Unity will automatically detect files as they are added to Assets folder, or if they are modified. When you put any asset into your Assets folder, you will see the asset appear in your Project View.
If you drag a file into Unity’s Project Window from your computer (eg, from the Finder on Mac, or from Explorer on Windows), it will be copied into your Assets folder, and will appear in the Project window.
The items you see in your Project window represent (in most cases) actual files on your computer, and if you delete them within Unity, you are deleting them from your computer too.
The above image shows an example of a few files and folders inside the Assets folder of a Unity project. You can create as many folders as you like and use them to organise your Assets.
You’ll notice in the image above that there are .meta files listed in the file system, but not visible in Unity’s Project Window. Unity creates these .meta files for each asset and folder, but they are hidden by default, so you may not see them in your Explorer/Finder either.
They contain important information about how the asset is used in the project and they must stay with the asset file they relate to, so if you move or rename an asset file in Explorer/Finder, you must also move/rename the meta file to match.
The simplest way to safely move or rename your assets is to always do it from within Unity’s project folder. This way, Unity will automatically move or rename the corresponding meta file. If you like, you can read more about .meta files and what goes on behind-the-scenes during the import process.
If you want to bring collections of assets into your project, you can use Asset Packages. See Asset Packages for more details.
Most common image file types are supported, such as BMP, TIF, TGA, JPG, and PSD. If you save your layered Photoshop (.psd) files into your Assets folder, they will be imported as flattened images. You can find out more about importing images with alpha channels from photoshop, or importing your images as sprites
If you save your 3D files from most common 3D software packages in their native format (eg, .max, .blend, .mb, .ma) into your Assets folder, they will be imported by calling back to your 3D package’s FBX export plugin (*). Alternatively you can export as FBX from your 3D app into your Unity project. Read more about importing 3D files from your 3D app.
Whichever 3D package you are using, Unity will import the meshes and animations from each file. For a list of applications that are supported by Unity, please see this page.
Your mesh file does not need to have an animation to be imported. If you do use animations, you have your choice of importing all animations from a single file, or importing separate files, each with one animation. For more information about importing animations, please see Importing animations.
If you save uncompressed audio files into your Assets folder, they will be imported according to the compression settings specified. Read more about importing audio files.
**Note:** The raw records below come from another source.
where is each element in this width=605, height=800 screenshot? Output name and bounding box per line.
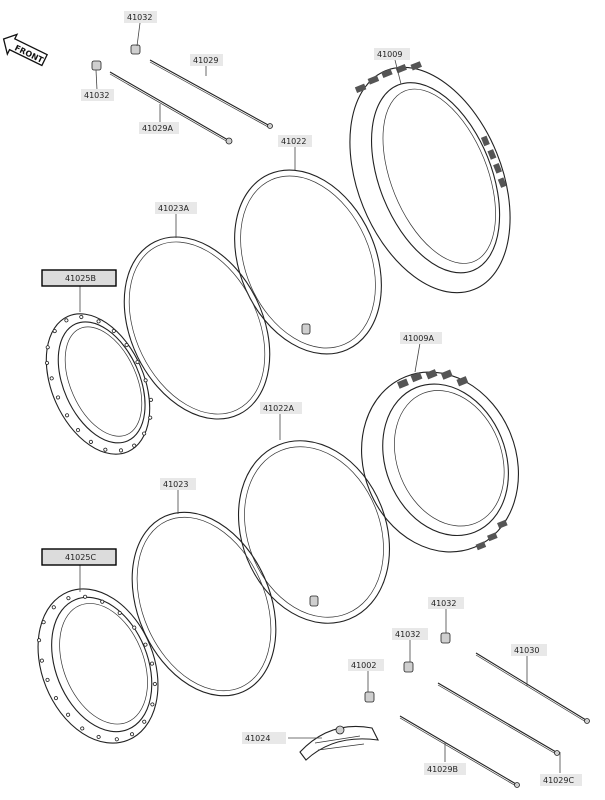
nipple-41032-right-1[interactable] (440, 632, 451, 644)
rim-band-41023[interactable] (105, 489, 304, 718)
label-41030: 41030 (511, 644, 547, 656)
label-41032-left: 41032 (81, 89, 114, 101)
label-41032-right-2: 41032 (392, 628, 428, 640)
label-41022: 41022 (278, 135, 312, 147)
label-41029B: 41029B (424, 763, 466, 775)
svg-text:41024: 41024 (245, 734, 270, 743)
svg-text:41022A: 41022A (263, 404, 294, 413)
label-41029C: 41029C (540, 774, 582, 786)
spoke-41029C[interactable] (437, 682, 560, 756)
rim-band-41023A[interactable] (96, 213, 299, 443)
label-41025B: 41025B (41, 269, 117, 287)
tire-41009[interactable] (319, 44, 541, 317)
svg-text:41025C: 41025C (65, 553, 96, 562)
label-41002: 41002 (348, 659, 384, 671)
nipple-41002[interactable] (364, 691, 375, 703)
svg-text:41029: 41029 (193, 56, 218, 65)
rim-lock-41024[interactable] (299, 725, 379, 761)
label-41032-top: 41032 (124, 11, 157, 23)
label-41032-right-1: 41032 (428, 597, 464, 609)
label-41029A: 41029A (139, 122, 179, 134)
svg-text:41009A: 41009A (403, 334, 434, 343)
svg-text:41032: 41032 (84, 91, 109, 100)
label-41024: 41024 (242, 732, 286, 744)
front-arrow-icon: FRONT (2, 33, 49, 67)
nipple-41032-top[interactable] (130, 44, 141, 55)
rim-41025B[interactable] (26, 297, 171, 470)
tube-41022A[interactable] (212, 418, 416, 646)
svg-text:41029B: 41029B (427, 765, 458, 774)
label-41025C: 41025C (41, 548, 117, 566)
tire-41009A[interactable] (335, 348, 546, 579)
label-41023A: 41023A (155, 202, 197, 214)
label-41009A: 41009A (400, 332, 442, 344)
svg-text:41002: 41002 (351, 661, 376, 670)
svg-text:41023A: 41023A (158, 204, 189, 213)
svg-text:41029A: 41029A (142, 124, 173, 133)
spoke-41029[interactable] (149, 59, 273, 129)
tube-valve-lower (309, 595, 319, 607)
svg-text:41023: 41023 (163, 480, 188, 489)
spoke-41029B[interactable] (399, 715, 520, 788)
svg-text:41009: 41009 (377, 50, 402, 59)
label-41009: 41009 (374, 48, 410, 60)
svg-text:41022: 41022 (281, 137, 306, 146)
label-41022A: 41022A (260, 402, 302, 414)
label-41029: 41029 (190, 54, 223, 66)
tube-41022[interactable] (207, 147, 409, 378)
tube-valve-upper (301, 323, 311, 335)
svg-text:41032: 41032 (431, 599, 456, 608)
svg-text:41029C: 41029C (543, 776, 574, 785)
svg-text:41025B: 41025B (65, 274, 96, 283)
svg-text:41030: 41030 (514, 646, 539, 655)
spoke-41030[interactable] (475, 652, 590, 724)
nipple-41032-left[interactable] (91, 60, 102, 71)
svg-text:41032: 41032 (395, 630, 420, 639)
svg-text:41032: 41032 (127, 13, 152, 22)
label-41023: 41023 (160, 478, 196, 490)
leader-lines (79, 22, 561, 773)
rim-41025C[interactable] (16, 571, 180, 761)
spoke-41029A[interactable] (109, 71, 233, 145)
nipple-41032-right-2[interactable] (403, 661, 414, 673)
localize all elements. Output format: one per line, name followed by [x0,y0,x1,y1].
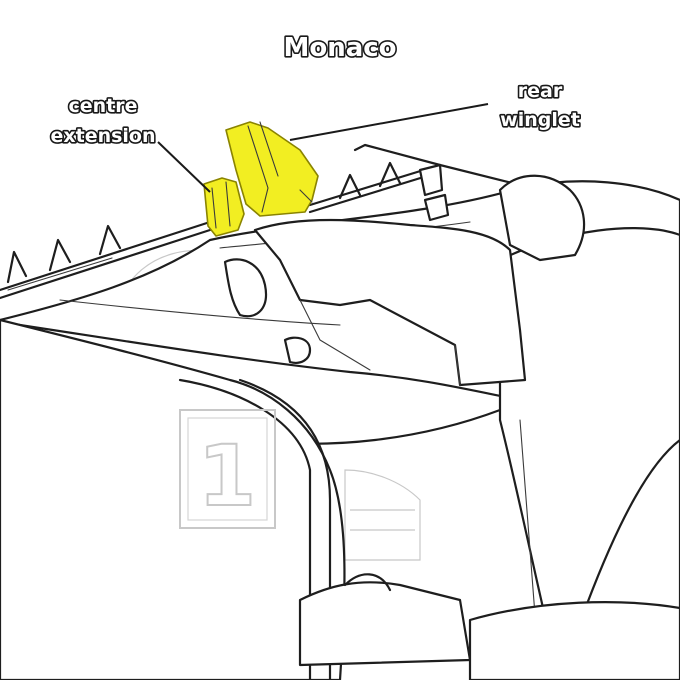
rear-winglet-label-line2: winglet [500,109,580,131]
rear-winglet-leader [289,103,489,141]
centre-extension-label-line1: centre [68,95,137,117]
number-panel: 1 [179,409,276,529]
centre-extension-label-line2: extension [50,125,155,147]
title: Monaco [283,33,396,63]
left-rail [0,220,212,300]
rear-winglet-label-line1: rear [518,80,563,102]
centre-extension-leader [157,141,211,193]
centre-pylon [223,163,586,387]
beam-wing [298,573,680,680]
rear-winglet-highlight [225,121,319,217]
car-number: 1 [198,427,256,525]
centre-extension-highlight [203,177,245,237]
In all cases, your original source file is never modified by Unity, even though within Unity you can often choose between various ways to compress, modify, or otherwise process the asset. The import process reads your source file, and creates a game-ready representation of your asset internally, matching your chosen import settings. If you modify the import settings for an asset, or make a change to the source file in the Asset folder, will cause Unity to re-import the asset again to reflect your new changes.
Note: Importing native 3D formats requires the 3D application to be installed on the same computer as Unity. This is because Unity uses the 3D application’s FBX exporter plug-in to read the file. Alternatively, you can directly export as FBX from your application and save into the Projects folder.